Representation Retrieval Learning for Heterogeneous Data Integration
Qi Xu, Annie Qu
TL;DR
This work tackles the challenge of integrating large-scale, heterogeneous data from multiple sources and modalities by introducing Representation Retrieval (R^2) learning, which builds a shared dictionary of representers and retrieves source-specific sparse representations to accommodate covariate shift and posterior drift. It extends to Blockwise Representation Retrieval (BR^2) to handle partial observations across modalities without imputation. A key innovation is the Selective Integration Penalty (SIP), which explicitly promotes more integrative representers, yielding improved theoretical excess risk bounds and empirical performance.

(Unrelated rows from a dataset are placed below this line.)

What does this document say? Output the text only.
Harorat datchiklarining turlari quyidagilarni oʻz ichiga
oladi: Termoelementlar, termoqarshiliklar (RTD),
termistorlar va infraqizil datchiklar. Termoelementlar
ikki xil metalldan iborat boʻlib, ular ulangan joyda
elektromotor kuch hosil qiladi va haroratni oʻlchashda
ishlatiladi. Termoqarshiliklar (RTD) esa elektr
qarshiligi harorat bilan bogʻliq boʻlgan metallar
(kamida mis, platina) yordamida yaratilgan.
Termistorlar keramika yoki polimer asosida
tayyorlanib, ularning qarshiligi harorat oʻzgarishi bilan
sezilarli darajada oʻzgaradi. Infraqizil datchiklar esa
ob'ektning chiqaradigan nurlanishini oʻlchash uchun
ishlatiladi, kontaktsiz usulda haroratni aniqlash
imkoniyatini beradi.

Through extensive simulations and real-data analyses, the authors demonstrate that R^2 and BR^2 offer robust, imputation-free strategies for heterogeneous data integration with strong predictive accuracy and practical applicability.
Abstract
In the era of big data, large-scale, multi-source, multi-modality datasets are increasingly ubiquitous, offering unprecedented opportunities for predictive modeling and scientific discovery. However, these datasets often exhibit complex heterogeneity, such as covariates shift, posterior drift, and blockwise missingness, which worsen predictive performance of existing supervised learning algorithms. To address these challenges simultaneously, we propose a novel Representation Retrieval (R2) framework, which integrates a dictionary of representation learning modules (representer dictionary) with data source-specific sparsity-induced machine learning model (learners). Under the R2 framework, we introduce the notion of integrativeness for each representer, and propose a novel Selective Integration Penalty (SIP) to explicitly encourage more integrative representers to improve predictive performance. Theoretically, we show that the excess risk bound of the R2 framework is characterized by the integrativeness of representers, and SIP effectively improves the excess risk. Extensive simulation studies validate the superior performance of R2 framework and the effect of SIP. We further apply our method to two real-world datasets to confirm its empirical success.